Capturing intricate poses with a powerful dynamism of movement from the classics of Tiepolo and Rubens to the late academic styling of Bouguereau, Cooks intimate narratives are an authentic experience of todays world. Cook reverses the sentimentality and artifice of some academic figurative painting with a cool palette complimented by a quick and resolute style that shrewdly combines the everyday visual life of fashion magazines, ads, graffiti, and body art with personal issues facing people today.
At a dance performance Cook viewed dancers connected by rope creating tension and resistance through fluid movements. This conflicted fluid movement provides the focal point in Opposing Forces. The left figure sits nonchalantly besides her crown relaxed, refined and suggestive of power; a pose that has a long established history depicting monarchs and popes. While on the lower right, crouching and pulling with all her might, is a woman who has to struggle to retain the crown she wears. And in the middle standing tall and straight forward, however, elusive - balance. She stays in the middle ground in a veil of blue, just beyond our grasp. A glimpse of her eyes, an outline of a breast, and the curve of a hip, form a sketchy presence. A presence and balance we all hope to achieve in our own delicate personal tug-o-war.
Phaetons Fall, based on Rubens painting of 1605, is a contemporary retelling of Apollos son, Phaeton, who decides one day to take the gods mighty sun chariot for a joy ride only to lose control, and crash and die while the earth is in flames. The warning is timeless for the need of personal restraint and responsibility. Cooks interpretation of Phaeton is as an African-American guy looking directly at the viewer as he plunges into an abyss of a cool blue media haze. He has fallen from grace for reasons unknown, but in todays world of everyone on YouTube or Dr Phil, he wants you to know who he is.
Often interpreted as art is long, life is short, Ars Longa Vita Brevis was originally the opening statement in a medical text with a more direct translation of It takes a long time to acquire and perfect ones expertise, and one has a short time but to do it. Cook is on that life long journey of pursuing painting and her life, and in doing so creates a presence we can all relate to in that short span of time trying to reach for expertise in life or in painting.
Cook will have pieces at the Salmagundi Clubs annual spring benefit in March.
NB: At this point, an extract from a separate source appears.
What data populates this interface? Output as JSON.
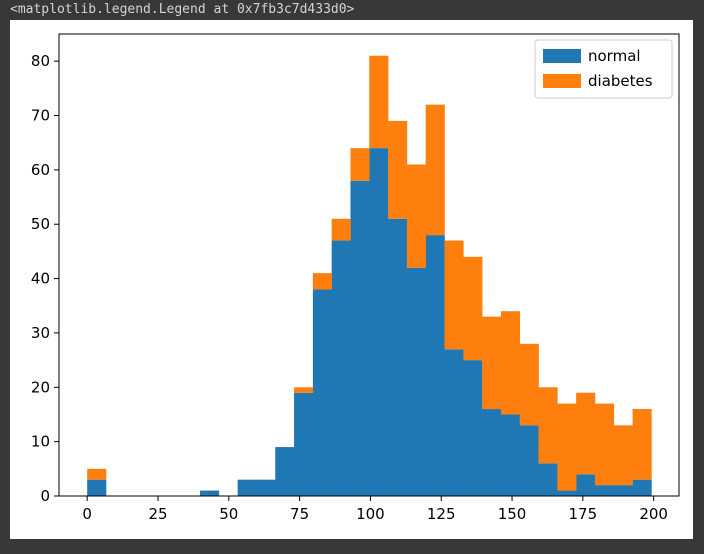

Her paintings were included on NBC's Dateline episode on the Da Vinci Code and a pastel of a street scene was reproduced in The New York Times, 2010. Cooks paintings are in private collections in Asia, Europe, Israel, Panama and the US, and the permanent collection of the Trenton City Museum, NJ. She has exhibited extensively nationally and in France, Germany, Netherlands and Romania. Cooks reviews and articles include: The American Art Collector, The Pastel Journal, American Artist Magazine, The Gallery and Studio Magazine, The Times Square Chronicle, TheGreatNude.tv, Fine Art Connoisseur, and The New York Optimist to name a few.
Originally from the UK, she now resides and works in New York City. Cook studied at the National Academy School of Art in London and the Art Students League in New York City. She holds a BA in Art History with honors from DeMonford University, England, UK.